Brigadier General (Retired) Gregory Touhill is named the first Federal Chief Information Security Officer (CISO). Photo: U.S. Air Force.
Brigadier General (Retired) Gregory Touhill is named the first Federal Chief Information Security Officer (CISO). Photo: U.S. Air Force.

Touhill is currently the Deputy Assistant Secretary for Cybersecurity and Communications at the Department of Homeland Security’s (DHS) Office of Cybersecurity and Communications (CS&C) in the National Protections and Programs Directorate (NPPD). At DHS, Touhill focuses on development and implementation of operational programs meant to protect government networks and critical infrastructure.

Touhill retired from the U.S. Air Force in 2013 following a career that culminated as the Chief Information Officer (CIO) and Director of Command, Control, Communications, and Cyber Systems at U.S. Transportation Command, one of the 10 combatant commands. As Senior Cyberspace Operations officer, he led the command’s cyberspace defense mission and oversaw a $500 million information technology (IT) portfolio.

Earlier in his career, Touhill was the U.S. Defense Attaché to Kuwait, where he coordinated a long-term bilateral defense agreement allowing U.S. forces to withdraw from Iraq through Kuwait. He was also commander of the 81st Training Wing where he established the Air Force’s Cyberspace Operations training programs and led a $1 billion rebuilding of Keesler AFB, Miss, after Hurricane Katrina, the administration said.
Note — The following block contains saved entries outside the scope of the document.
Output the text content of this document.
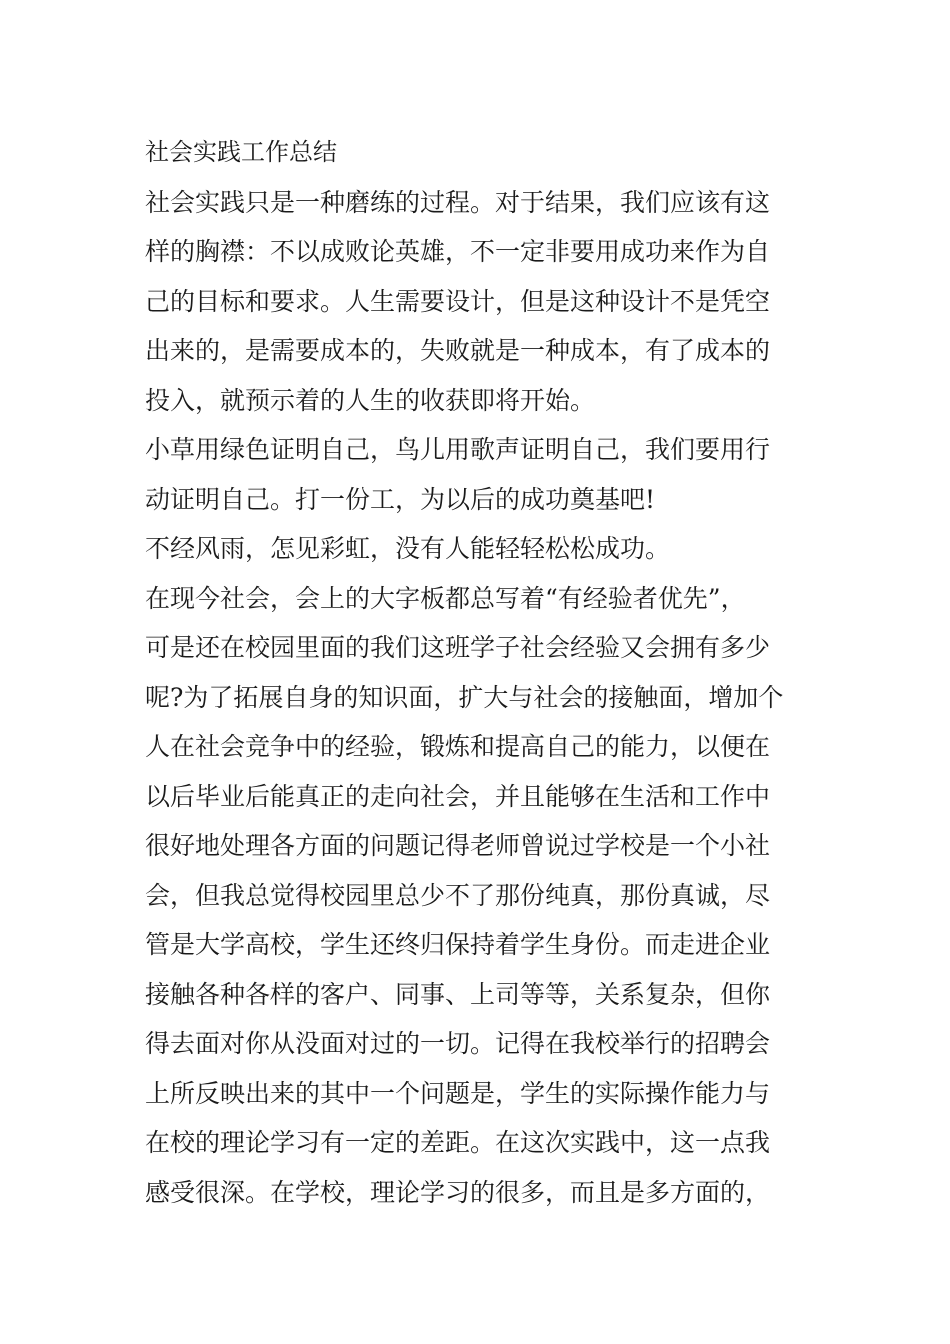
社会实践工作总结
社会实践只是一种磨练的过程。对于结果，我们应该有这
样的胸襟：不以成败论英雄，不一定非要用成功来作为自
己的目标和要求。人生需要设计，但是这种设计不是凭空
出来的，是需要成本的，失败就是一种成本，有了成本的
投入，就预示着的人生的收获即将开始。
小草用绿色证明自己，鸟儿用歌声证明自己，我们要用行
动证明自己。打一份工，为以后的成功奠基吧!
不经风雨，怎见彩虹，没有人能轻轻松松成功。
在现今社会，会上的大字板都总写着“有经验者优先”，
可是还在校园里面的我们这班学子社会经验又会拥有多少
呢?为了拓展自身的知识面，扩大与社会的接触面，增加个
人在社会竞争中的经验，锻炼和提高自己的能力，以便在
以后毕业后能真正的走向社会，并且能够在生活和工作中
很好地处理各方面的问题记得老师曾说过学校是一个小社
会，但我总觉得校园里总少不了那份纯真，那份真诚，尽
管是大学高校，学生还终归保持着学生身份。而走进企业
接触各种各样的客户、同事、上司等等，关系复杂，但你
得去面对你从没面对过的一切。记得在我校举行的招聘会
上所反映出来的其中一个问题是，学生的实际操作能力与
在校的理论学习有一定的差距。在这次实践中，这一点我
感受很深。在学校，理论学习的很多，而且是多方面的，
As Federal CISO, Touhill will be tasked with using his experience and knowledge of civilian and military best practices, capabilities, and human capital training, development, and retention strategies to lead a cybersecurity team at the Office of Management and Budget (OMB). The OMB group he will lead conducts periodic cyber reviews with federal agencies to ensure implementation plans are effective and achieve desired outcomes, the White House said.
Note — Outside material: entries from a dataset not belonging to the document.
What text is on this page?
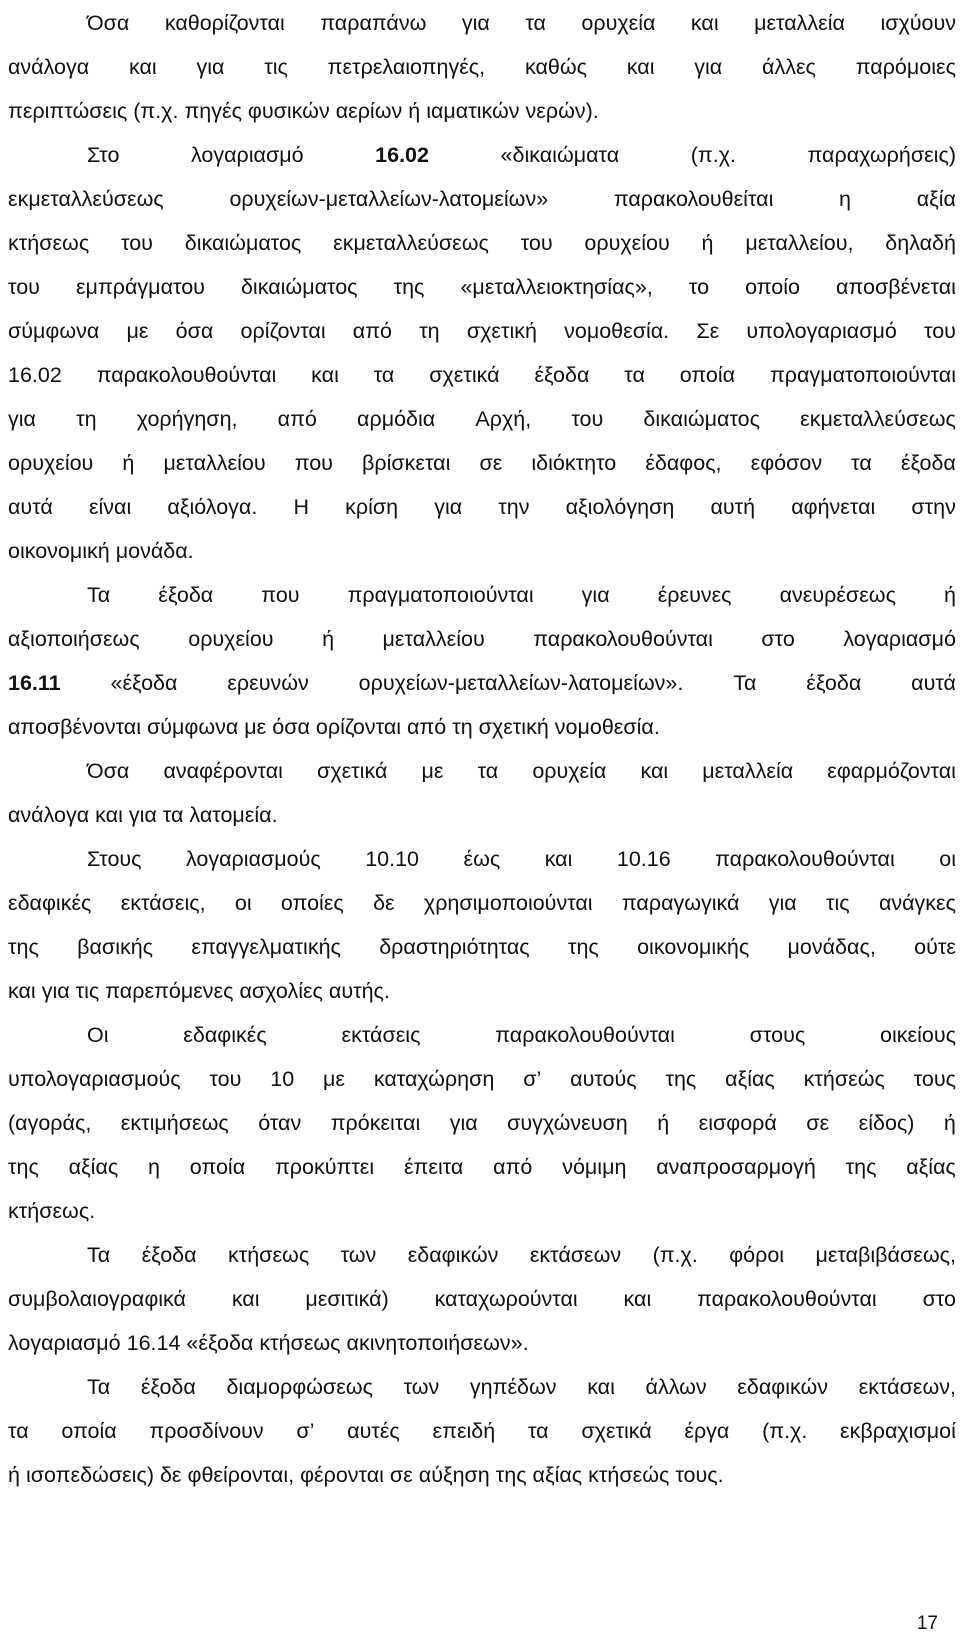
Όσα καθορίζονται παραπάνω για τα ορυχεία και μεταλλεία ισχύουν
ανάλογα και για τις πετρελαιοπηγές, καθώς και για άλλες παρόμοιες
περιπτώσεις (π.χ. πηγές φυσικών αερίων ή ιαματικών νερών).
Στο	λογαριασμό	16.02	«δικαιώματα	(π.χ.	παραχωρήσεις)
εκμεταλλεύσεως	ορυχείων-μεταλλείων-λατομείων»	παρακολουθείται	η	αξία
κτήσεως του δικαιώματος εκμεταλλεύσεως του ορυχείου ή μεταλλείου, δηλαδή
του εμπράγματου δικαιώματος της «μεταλλειοκτησίας», το οποίο αποσβένεται
σύμφωνα με όσα ορίζονται από τη σχετική νομοθεσία. Σε υπολογαριασμό του
16.02 παρακολουθούνται και τα σχετικά έξοδα τα οποία πραγματοποιούνται
για τη χορήγηση, από αρμόδια Αρχή, του δικαιώματος εκμεταλλεύσεως
ορυχείου ή μεταλλείου που βρίσκεται σε ιδιόκτητο έδαφος, εφόσον τα έξοδα
αυτά είναι αξιόλογα. Η κρίση για την αξιολόγηση αυτή αφήνεται στην
οικονομική μονάδα.
Τα έξοδα που πραγματοποιούνται για έρευνες ανευρέσεως ή
αξιοποιήσεως ορυχείου ή μεταλλείου παρακολουθούνται στο λογαριασμό
16.11 «έξοδα ερευνών ορυχείων-μεταλλείων-λατομείων». Τα έξοδα αυτά
αποσβένονται σύμφωνα με όσα ορίζονται από τη σχετική νομοθεσία.
Όσα αναφέρονται σχετικά με τα ορυχεία και μεταλλεία εφαρμόζονται
ανάλογα και για τα λατομεία.
Στους λογαριασμούς 10.10 έως και 10.16 παρακολουθούνται οι
εδαφικές εκτάσεις, οι οποίες δε χρησιμοποιούνται παραγωγικά για τις ανάγκες
της βασικής επαγγελματικής δραστηριότητας της οικονομικής μονάδας, ούτε
και για τις παρεπόμενες ασχολίες αυτής.
Οι	εδαφικές	εκτάσεις	παρακολουθούνται	στους	οικείους
υπολογαριασμούς του 10 με καταχώρηση σ’ αυτούς της αξίας κτήσεώς τους
(αγοράς, εκτιμήσεως όταν πρόκειται για συγχώνευση ή εισφορά σε είδος) ή
της αξίας η οποία προκύπτει έπειτα από νόμιμη αναπροσαρμογή της αξίας
κτήσεως.
Τα έξοδα κτήσεως των εδαφικών εκτάσεων (π.χ. φόροι μεταβιβάσεως,
συμβολαιογραφικά και μεσιτικά) καταχωρούνται και παρακολουθούνται στο
λογαριασμό 16.14 «έξοδα κτήσεως ακινητοποιήσεων».
Τα έξοδα διαμορφώσεως των γηπέδων και άλλων εδαφικών εκτάσεων,
τα οποία προσδίνουν σ’ αυτές επειδή τα σχετικά έργα (π.χ. εκβραχισμοί
ή ισοπεδώσεις) δε φθείρονται, φέρονται σε αύξηση της αξίας κτήσεώς τους.
17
The CISO will also have a central role in “helping to ensure the right set of policies, strategies, and practices are adopted across agencies and keeping the Federal Government at the leading edge of 21st century cybersecurity,” the White House said.

Scott and Daniel also announced the administration was naming Grant Schneider as Acting Deputy CISO. Schneider currently serves as the Director for Cybersecurity Policy on the National Security Council (NSC) staff. There, he focuses on development and oversight of cybersecurity policies to protect government data, networks, and systems.

“In creating the CISO role, and looking at successful organizational models across government, it became apparent that having a career role partnered with a senior official is not only the norm but also provides needed continuity over time,” Scott and Daniel said in explaining the choice.